Gestik

Trotz Zahnbruch konjunktivlos

Unter dem Kopf ein Hals, der nicht vollzukriegen. Unter der Jacke ein Frost, der nicht flieht. Und unter den Zehen Nägel, eimerweise. Da hilft es den übergewichtigen Kehlkopf in den Nacken zu schmiegen, den Blick gen Baumwipfel zu richten und die CO2-Produktion zu verdoppeln. Minutenlang nach Kräften, bis der Himmel algenverhangen das Handtuch schmeißt und hinter der nächstgelegenen Kastanie in Deckung geht. Dann erst jubeln. Radebrechen. Schließlich: allumfassend lächeln.

Eine konjunktivlose Szene schreibend eine Ankunft erfinden, ausfindig machen jenseits aller Kurvendiskussionen, endlich einmal hemmungslos emotional, bauchnabelzentriert. Dasein. Wohlfühlen. Ja, das ist zu viel verlangt, bei Weitem, gar dreist! Aber immerhin: authentisch. Gefüllt dabei bis zur letzten Sekunde die 86400 des Tages: Ewig lockt der Müßiggang und die Seele räuspert sich Pusteln schlagend. Die Buchhaltung klagt, die Kostenrechnung bliebe auf der Strecke, Effizienz würde vermisst und obendrein stünde der Beweis eines Alleinstellungsmerkmals noch aus.

Wirksamen Trost in Einzeldosen diskret verpackt hinter dem Ohr zu tragen empfiehlt sich nahezu rund um die Uhr. Regelmäßiges Atmen nicht vergessen, möglichst synchron beide Nasenlöcher zu 50% beteiligen. Und das Träumen auf ein Minimum reduzieren, auf dass nächtliche Schweißabsonderungen der Vergangenheit angehören. Prioritäten setzen, Rastplätze aufstöbern und bei jeder, wirklich jeder Gelegenheit, Nase und Lippen frei rubbeln, die Wimpern hoch stülpen und das Kinn trotz sichtbar keimendem Pickel Richtung Horizont strecken.

Gesuche

Händeringende Ortsbegehung

„Tatort – live erleben.

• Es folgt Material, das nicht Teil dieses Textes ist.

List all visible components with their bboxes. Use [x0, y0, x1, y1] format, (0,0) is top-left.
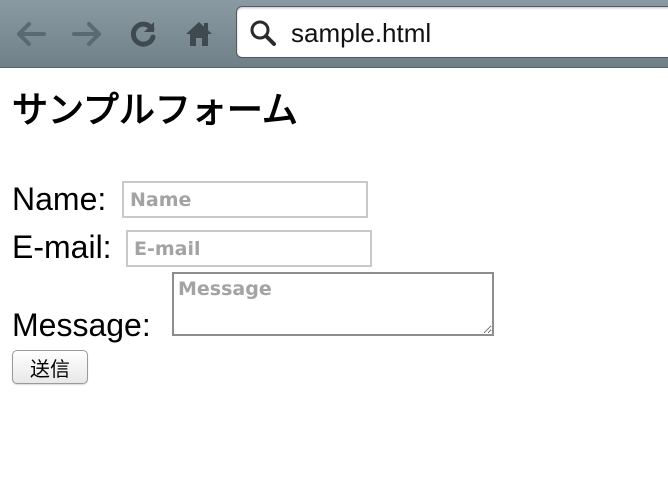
- email-label: E-mail:: [12, 229, 112, 265]
- home-button[interactable]: [182, 17, 216, 51]
- name-input[interactable]: [122, 181, 368, 218]
- search-icon: [250, 20, 276, 46]
- address-bar[interactable]: sample.html: [236, 6, 668, 58]
- reload-button[interactable]: [126, 17, 160, 51]
- forward-button[interactable]: [70, 17, 104, 51]
- name-row: Name:: [12, 181, 106, 217]
- message-row: Message:: [12, 307, 151, 343]
- email-input[interactable]: [126, 230, 372, 267]
- home-icon: [186, 22, 212, 46]
- message-label: Message:: [12, 307, 151, 343]
- name-label: Name:: [12, 181, 107, 217]
- back-button[interactable]: [14, 17, 48, 51]
- url-text[interactable]: sample.html: [291, 18, 431, 48]
- submit-button[interactable]: 送信: [12, 350, 88, 384]
- reload-icon: [130, 21, 156, 47]
- page-title: サンプルフォーム: [12, 89, 298, 130]
- message-textarea[interactable]: [172, 272, 494, 336]
- email-row: E-mail:: [12, 229, 112, 265]
- arrow-right-icon: [72, 22, 101, 46]
- browser-toolbar: sample.html: [0, 0, 668, 68]
- arrow-left-icon: [17, 22, 46, 46]
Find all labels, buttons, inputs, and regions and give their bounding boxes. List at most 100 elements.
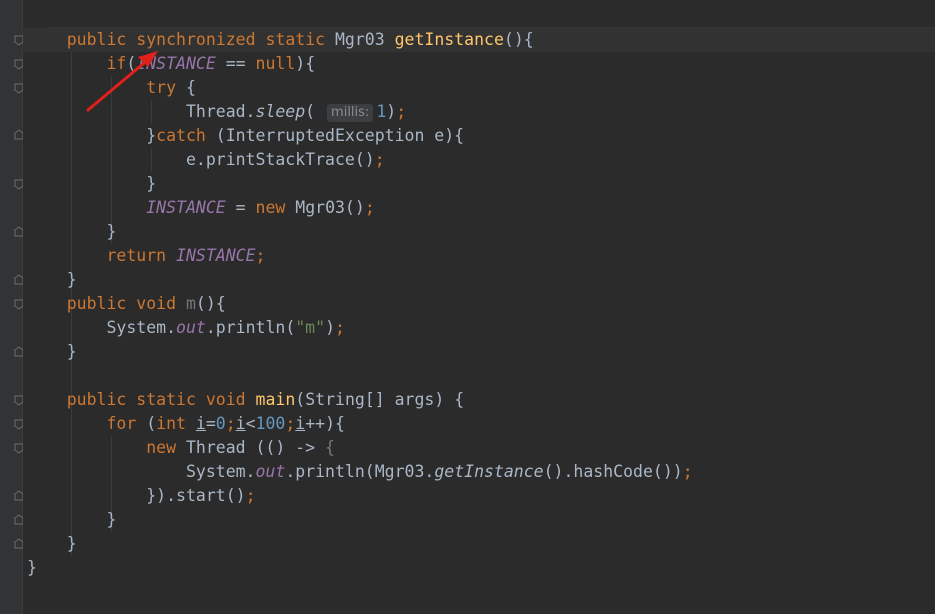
code-line-try[interactable]: try {	[23, 76, 935, 100]
semicolon: ;	[285, 414, 296, 433]
code-line-close-class[interactable]: }	[23, 556, 935, 580]
code-token: }	[146, 126, 157, 145]
static-field-instance: INSTANCE	[136, 54, 216, 73]
code-token: (String[] args) {	[295, 390, 465, 409]
number-literal: 100	[255, 414, 286, 433]
method-sleep: sleep	[255, 102, 306, 121]
code-token: Thread (() ->	[176, 438, 326, 457]
code-token: =	[205, 414, 216, 433]
keyword-void: void	[136, 294, 177, 313]
code-token: <	[245, 414, 256, 433]
code-line-close-catch[interactable]: }	[23, 172, 935, 196]
code-line-close-main[interactable]: }	[23, 532, 935, 556]
code-token: (InterruptedException e){	[205, 126, 465, 145]
code-token: }	[27, 558, 37, 577]
code-line-thread-sleep[interactable]: Thread.sleep( millis: 1);	[23, 100, 935, 124]
code-token: (){	[195, 294, 226, 313]
code-token: ==	[215, 54, 256, 73]
code-token: (){	[503, 30, 534, 49]
code-token: e.printStackTrace()	[185, 150, 375, 169]
code-line-assign-instance[interactable]: INSTANCE = new Mgr03();	[23, 196, 935, 220]
code-line-new-thread[interactable]: new Thread (() -> {	[23, 436, 935, 460]
keyword-int: int	[156, 414, 186, 433]
code-token: (	[136, 414, 157, 433]
parameter-hint: millis:	[327, 104, 374, 122]
keyword-public: public	[66, 294, 127, 313]
fold-open-icon[interactable]	[14, 419, 23, 430]
code-line-if-null[interactable]: if(INSTANCE == null){	[23, 52, 935, 76]
keyword-static: static	[265, 30, 326, 49]
keyword-null: null	[255, 54, 296, 73]
fold-open-icon[interactable]	[14, 443, 23, 454]
keyword-return: return	[106, 246, 167, 265]
fold-open-icon[interactable]	[14, 179, 23, 190]
semicolon: ;	[255, 246, 266, 265]
code-line-println-hashcode[interactable]: System.out.println(Mgr03.getInstance().h…	[23, 460, 935, 484]
fold-open-icon[interactable]	[14, 59, 23, 70]
static-field-out: out	[255, 462, 286, 481]
method-name-m: m	[185, 294, 196, 313]
code-line-for-loop[interactable]: for (int i=0;i<100;i++){	[23, 412, 935, 436]
fold-close-icon[interactable]	[14, 490, 23, 501]
code-token: System.	[185, 462, 256, 481]
semicolon: ;	[396, 102, 407, 121]
keyword-public: public	[66, 30, 127, 49]
number-literal: 0	[215, 414, 226, 433]
keyword-catch: catch	[156, 126, 206, 145]
method-name-getinstance: getInstance	[394, 30, 504, 49]
keyword-if: if	[106, 54, 127, 73]
keyword-public: public	[66, 390, 127, 409]
keyword-static: static	[136, 390, 196, 409]
fold-close-icon[interactable]	[14, 226, 23, 237]
code-token: (	[126, 54, 137, 73]
previous-line-area	[46, 0, 935, 28]
code-line-close-for[interactable]: }	[23, 508, 935, 532]
code-token: (	[305, 102, 326, 121]
code-token: }	[66, 534, 77, 553]
keyword-for: for	[106, 414, 137, 433]
code-token: )	[386, 102, 397, 121]
fold-close-icon[interactable]	[14, 538, 23, 549]
code-line-close-method[interactable]: }	[23, 268, 935, 292]
code-token: }	[66, 342, 77, 361]
lambda-brace: {	[325, 438, 335, 457]
code-token: }).start()	[146, 486, 246, 505]
code-line-m-declaration[interactable]: public void m(){	[23, 292, 935, 316]
code-token: }	[146, 174, 157, 193]
code-line-close-m[interactable]: }	[23, 340, 935, 364]
fold-markers	[14, 35, 23, 549]
keyword-try: try	[146, 78, 177, 97]
fold-open-icon[interactable]	[14, 83, 23, 94]
code-line-close-if[interactable]: }	[23, 220, 935, 244]
fold-open-icon[interactable]	[14, 395, 23, 406]
loop-variable: i	[295, 414, 306, 433]
fold-close-icon[interactable]	[14, 129, 23, 140]
keyword-new: new	[146, 438, 177, 457]
return-type: Mgr03	[335, 30, 385, 49]
loop-variable: i	[195, 414, 206, 433]
code-line-println-m[interactable]: System.out.println("m");	[23, 316, 935, 340]
code-line-print-stack-trace[interactable]: e.printStackTrace();	[23, 148, 935, 172]
fold-close-icon[interactable]	[14, 346, 23, 357]
code-token: {	[176, 78, 196, 97]
fold-close-icon[interactable]	[14, 274, 23, 285]
fold-open-icon[interactable]	[14, 35, 23, 46]
code-line-main-declaration[interactable]: public static void main(String[] args) {	[23, 388, 935, 412]
fold-open-icon[interactable]	[14, 299, 23, 310]
code-line-catch[interactable]: }catch (InterruptedException e){	[23, 124, 935, 148]
keyword-new: new	[255, 198, 286, 217]
method-name-main: main	[255, 390, 296, 409]
static-field-instance: INSTANCE	[176, 246, 256, 265]
code-line-return[interactable]: return INSTANCE;	[23, 244, 935, 268]
code-line-getinstance-declaration[interactable]: public synchronized static Mgr03 getInst…	[23, 28, 935, 52]
code-token: }	[106, 222, 117, 241]
code-editor[interactable]: public synchronized static Mgr03 getInst…	[23, 0, 935, 614]
code-token: ().hashCode())	[543, 462, 683, 481]
fold-close-icon[interactable]	[14, 514, 23, 525]
code-token: =	[225, 198, 256, 217]
code-token: .println(	[205, 318, 296, 337]
code-line-start[interactable]: }).start();	[23, 484, 935, 508]
static-field-instance: INSTANCE	[146, 198, 226, 217]
semicolon: ;	[374, 150, 385, 169]
keyword-void: void	[205, 390, 246, 409]
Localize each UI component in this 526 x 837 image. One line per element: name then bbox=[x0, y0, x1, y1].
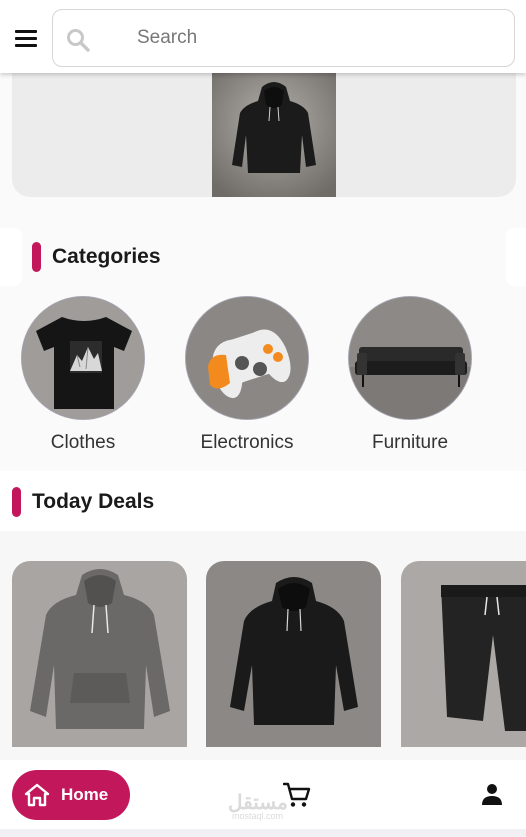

Wie geht es in ihrem Leben weiter?“ lese ich und fühle mich sofort angesprochen. Mein Leben als Tatort und ich mittendrin. Ein wenig Action, ein wenig mehr gar an Spannung, einen Hauch Tragik und mindestens zwei Helden, als Team vereint. Und stehe da in meinem Kleid, noch verlorener als in Hosen schon und bereits ehe der Vorspann samt Titelmedley ausliefe – zwischen den Augen hindurch ins Hirn – wieder längst in verblassten Marginalien versunken, weit über das Knie, nicht ganz bis zur Hüfte.

Kartoffellastig die Küche der letzten Woche, Make-up-träge die Haut über meinen asymmetrischen Wangenknochen spätestens gen Wochenende. An den Hüften die erst letzte Nacht liebgewonnen Spuren des mehrtägigen Besuchs bei Amanda – zwei Frühstücksbrunchs ohne abschließendes Vaterunser und viereinhalbmal schlesische Hausmannskost. Dein Fingerballen zitterte bei der Erstbegegnung mit eben jenen Bögen nur leicht, später dann bei der weitflächigeren Begehung der Oberflächen aber schon aller Hand: Tremolo.

Kaspisches Rokoko lispelst Du da gerade und beatmest meine Hüfthäute Silbe für Silbe mit hochprozentiger Luft-Wasser-Dispersion. Ich pfeife entgegen jeder Gewohnheit und wie unter Zwang erstmalig bewusst aufs Ökosiegel und konzentriere mich an seiner Statt auf das sukzessive Erröten meiner Schulterblätter. Die mir eigene Links-Rechts-Schwäche, Erbe bis dato unbekannt gebliebener Ahnen, zelebriert ihre Sturheit in einem Maße, das mich auf beidseitig synchron verlaufende Farbintensivierung bestehen lässt, meinen Brustkorb, entsprechend unlängst in meinem exklusiven Beisein verkündeter assistenzärztlicher Anweisungen, offen getragen.